Without Rhyme, With Reason
Creative Writing Prof. Lisa Spaar’s poetry welcomes life’s complexities with open arms
“Is courage artifice? / As though to answer were within my means,” Lisa Russ Spaar writes in her poem, “Midas Passional.” It is this characteristic acceptance of the unknown that has set Spaar apart from many of her colleagues. For some, poetry provides answers. Spaar appreciates it mainly because it does not.
Spaar, who specializes in creative writing and poetry, has taught in the University’s English department since 1993. Though she previously was a professor at both James Madison University and the University of North Texas, she was drawn back to Charlottesville, where she was both an undergraduate and graduate student, at the request of famed poet Rita Dove — a Pulitzer Prize winner and former U.S. Poet Laureate who also serves as the Commonwealth Professor in the English Department. Spaar has been a full-time faculty member since 1995.
“Charlottesville is a hard place to get out of your system,” Spaar said. “I began to write poems here, and felt I came awake as a student when I was here. I think people teach because they love being students. It was a privilege to come back and teach at the place that taught me so much.”
Spaar’s passion for poetry, literature and reading was sparked at a young age. From third grade onward, Spaar started to keep diaries and journals. Throughout high school, Spaar dedicated herself to the works of the Brontës, Dickens, Dickinson and Bachelard.
“I wrote on my own and started to write poems,” Spaar said. “The more serious poems I read, the more I wanted to write poems myself. I came to Virginia knowing that they have a wonderful English program, and got so excited about the possibility of really, seriously writing poems. I could write as somebody writing her own story.”
Spaar realizes that many people are critical of poetry, viewing the art form as intentionally confusing and obscure. But she is quick to note it is when people are in a state of crisis — dealing with death, anger or the trials and tribulations of love — that they turn to poetry.
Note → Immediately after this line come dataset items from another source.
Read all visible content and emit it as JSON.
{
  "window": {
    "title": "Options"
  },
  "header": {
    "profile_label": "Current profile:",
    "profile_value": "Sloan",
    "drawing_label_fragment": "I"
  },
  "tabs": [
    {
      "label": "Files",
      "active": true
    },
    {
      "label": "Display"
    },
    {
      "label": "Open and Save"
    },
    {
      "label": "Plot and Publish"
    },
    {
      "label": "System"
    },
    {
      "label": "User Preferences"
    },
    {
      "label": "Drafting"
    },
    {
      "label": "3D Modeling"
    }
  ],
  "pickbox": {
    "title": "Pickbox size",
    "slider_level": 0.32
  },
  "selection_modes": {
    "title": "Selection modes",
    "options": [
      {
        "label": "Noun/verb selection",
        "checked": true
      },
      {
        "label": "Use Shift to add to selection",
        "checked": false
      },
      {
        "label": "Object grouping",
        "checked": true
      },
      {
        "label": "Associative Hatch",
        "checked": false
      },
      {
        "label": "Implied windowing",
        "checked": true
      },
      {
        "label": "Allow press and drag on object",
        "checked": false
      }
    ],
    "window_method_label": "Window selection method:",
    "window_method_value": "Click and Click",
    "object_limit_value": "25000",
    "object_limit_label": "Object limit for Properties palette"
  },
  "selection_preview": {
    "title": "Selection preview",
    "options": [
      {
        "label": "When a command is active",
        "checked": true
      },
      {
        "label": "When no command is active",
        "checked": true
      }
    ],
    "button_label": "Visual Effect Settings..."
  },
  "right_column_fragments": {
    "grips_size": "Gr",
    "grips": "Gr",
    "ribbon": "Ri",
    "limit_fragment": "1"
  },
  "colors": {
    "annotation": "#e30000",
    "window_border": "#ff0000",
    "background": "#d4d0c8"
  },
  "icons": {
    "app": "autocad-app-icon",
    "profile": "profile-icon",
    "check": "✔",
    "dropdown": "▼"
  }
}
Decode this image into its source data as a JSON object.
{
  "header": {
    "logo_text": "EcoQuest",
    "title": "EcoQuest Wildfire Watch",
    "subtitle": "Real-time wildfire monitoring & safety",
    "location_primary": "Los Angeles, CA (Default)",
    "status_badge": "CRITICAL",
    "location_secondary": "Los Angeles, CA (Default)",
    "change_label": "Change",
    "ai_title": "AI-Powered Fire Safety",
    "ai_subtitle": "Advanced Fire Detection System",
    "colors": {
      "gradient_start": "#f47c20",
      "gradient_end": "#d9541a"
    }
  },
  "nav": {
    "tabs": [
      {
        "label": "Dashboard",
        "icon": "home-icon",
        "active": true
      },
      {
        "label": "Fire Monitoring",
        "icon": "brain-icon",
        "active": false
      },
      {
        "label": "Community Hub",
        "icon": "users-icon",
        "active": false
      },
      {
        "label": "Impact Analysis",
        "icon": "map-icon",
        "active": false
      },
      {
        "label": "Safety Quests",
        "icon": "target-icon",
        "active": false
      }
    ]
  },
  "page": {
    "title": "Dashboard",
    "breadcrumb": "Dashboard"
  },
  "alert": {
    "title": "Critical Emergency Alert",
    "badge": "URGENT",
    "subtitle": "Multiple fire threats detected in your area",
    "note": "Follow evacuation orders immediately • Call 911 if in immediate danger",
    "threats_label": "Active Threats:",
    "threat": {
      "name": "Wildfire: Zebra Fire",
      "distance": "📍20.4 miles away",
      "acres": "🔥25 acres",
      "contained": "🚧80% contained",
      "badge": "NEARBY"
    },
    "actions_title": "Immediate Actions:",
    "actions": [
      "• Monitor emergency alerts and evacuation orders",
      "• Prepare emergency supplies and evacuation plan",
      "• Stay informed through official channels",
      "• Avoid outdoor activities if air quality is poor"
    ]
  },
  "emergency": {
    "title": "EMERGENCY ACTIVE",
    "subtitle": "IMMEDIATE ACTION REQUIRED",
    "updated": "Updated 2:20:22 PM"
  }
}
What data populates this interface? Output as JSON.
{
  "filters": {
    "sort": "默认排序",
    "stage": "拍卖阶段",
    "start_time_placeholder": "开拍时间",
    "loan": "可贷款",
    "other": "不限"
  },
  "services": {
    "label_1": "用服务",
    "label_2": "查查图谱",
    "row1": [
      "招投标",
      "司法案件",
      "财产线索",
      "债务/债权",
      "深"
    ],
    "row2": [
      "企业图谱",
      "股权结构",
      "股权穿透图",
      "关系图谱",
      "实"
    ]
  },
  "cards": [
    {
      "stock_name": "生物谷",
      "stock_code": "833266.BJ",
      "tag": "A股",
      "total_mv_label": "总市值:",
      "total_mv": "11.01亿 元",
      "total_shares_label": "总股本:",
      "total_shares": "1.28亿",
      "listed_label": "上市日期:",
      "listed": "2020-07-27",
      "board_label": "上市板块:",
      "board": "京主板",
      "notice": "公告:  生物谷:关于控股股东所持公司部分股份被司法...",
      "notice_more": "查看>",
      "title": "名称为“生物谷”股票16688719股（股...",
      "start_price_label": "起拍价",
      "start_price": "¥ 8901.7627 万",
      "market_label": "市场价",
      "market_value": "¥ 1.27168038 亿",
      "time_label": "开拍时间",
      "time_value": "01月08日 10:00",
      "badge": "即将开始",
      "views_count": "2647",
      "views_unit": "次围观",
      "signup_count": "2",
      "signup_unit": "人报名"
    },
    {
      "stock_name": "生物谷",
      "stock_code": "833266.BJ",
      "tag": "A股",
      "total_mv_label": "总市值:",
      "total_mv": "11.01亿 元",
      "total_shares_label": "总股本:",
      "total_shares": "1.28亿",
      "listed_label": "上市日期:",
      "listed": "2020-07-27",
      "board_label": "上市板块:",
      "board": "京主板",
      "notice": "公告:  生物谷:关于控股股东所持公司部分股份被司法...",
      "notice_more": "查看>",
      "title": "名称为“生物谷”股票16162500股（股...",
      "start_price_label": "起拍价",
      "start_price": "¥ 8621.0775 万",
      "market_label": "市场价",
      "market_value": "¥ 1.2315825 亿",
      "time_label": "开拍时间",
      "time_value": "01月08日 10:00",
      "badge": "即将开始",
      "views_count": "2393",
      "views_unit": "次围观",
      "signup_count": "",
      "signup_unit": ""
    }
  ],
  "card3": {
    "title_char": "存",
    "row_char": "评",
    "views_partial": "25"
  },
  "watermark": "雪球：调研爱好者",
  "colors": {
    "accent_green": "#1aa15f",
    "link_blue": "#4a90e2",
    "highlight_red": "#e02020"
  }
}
“On some level, I think choosing the life of a poet is accepting that there aren’t easy answers to things,” Spaar said. “I think what a poem tries to do is honor the complexity of things, in an era when people want things dumbed down or easily swallowed. Poetry is not about that.”
Spaar attributes much of her continued inspiration and growth to her teaching job, particularly the contact with her students.
“I’m always reading new stuff — new poets, old poets and all kinds of literature — and I get to talk about those texts with very smart young people,” Spaar said. “It is a great gift to have a new crop of 18- and 19-year-olds every year to help me stay caught up and … make me think in new ways.”
Spaar also contributes much of her maturity as a poet to the experiences she’s gained from parenting and motherhood.
“Being a mother is another kind of making and creation that deepened my awareness of what I was doing as a poet,” Spaar said. “Aging, watching my parents get sick and age and realizing that the time one spends in one’s body is finite – the more I become aware of that, the more I become aware of the forms of poetry and the kinds of things I [want] to say and do in my poems.”
Spaar has received significant critical acclaim as both a poet and a teacher. Spaar highlights her teaching awards, such as the All-University Award and the State Council for Higher Education for Virginia Outstanding Faculty Award, as some of her greatest accomplishments.
Fourth-year College student Isabelle Connor, who is currently enrolled in Spaar’s poetry capstone seminar, said Spaar is a dynamic professor who values the input of her students. “She’s extremely generous intellectually, and the atmosphere of her classes reflects that,” Connor said. “Students feel welcomed to come at the material from different directions.”
Spaar complements her teaching accolades with both a Guggenheim Fellowship and a Carole Weinstein Poetry Prize.
“When someone you don’t know taps you on the arm and says this committee of poets around the country has decided your poetry is worth supporting, it means a lot, because writing is such a solitary thing,” Spaar said. “I’m writing for me to make sense of the world and to whoever might be feeling what I’m feeling, but it [is] so meaningful to have that inner space in which I felt accepted and encouraged.”
Spaar’s most recent project, due out this month, is a book titled “The Hide-and-Seek Muse: Annotations of Contemporary Poetry,” which is a collection of essays and commentaries on poems for the Chronicle of Higher Education. The book features a diverse collection of poets who represent a wide range of ethnicities, aesthetics and styles.
“[The Hide-and-Seek Muse] relates to questions about what American poetry [is] at this moment and what place [it has] in … American life and culture,” Spaar said. “Many people question poetry and think they need a certain password in order to understand it, and this book tries to provide answers by asking, ‘What can it mean to people in this world?’”
At a time when it can seem somewhat trivial to pursue a liberal arts education, and students look to forgo academic passions in favor of more financially secure alternatives, Spaar continues to encourage her students to follow their true interests.
“Many of my students have gone on to become professors, lawyers, businessmen, published writers and doctors,” Spaar said. “When you study poetry, you learn that every word counts. Every word you say [and] every word you write makes you more aware. You pay attention and make connections in smart, discerning ways. That is something that’s going to help you no matter what you do.”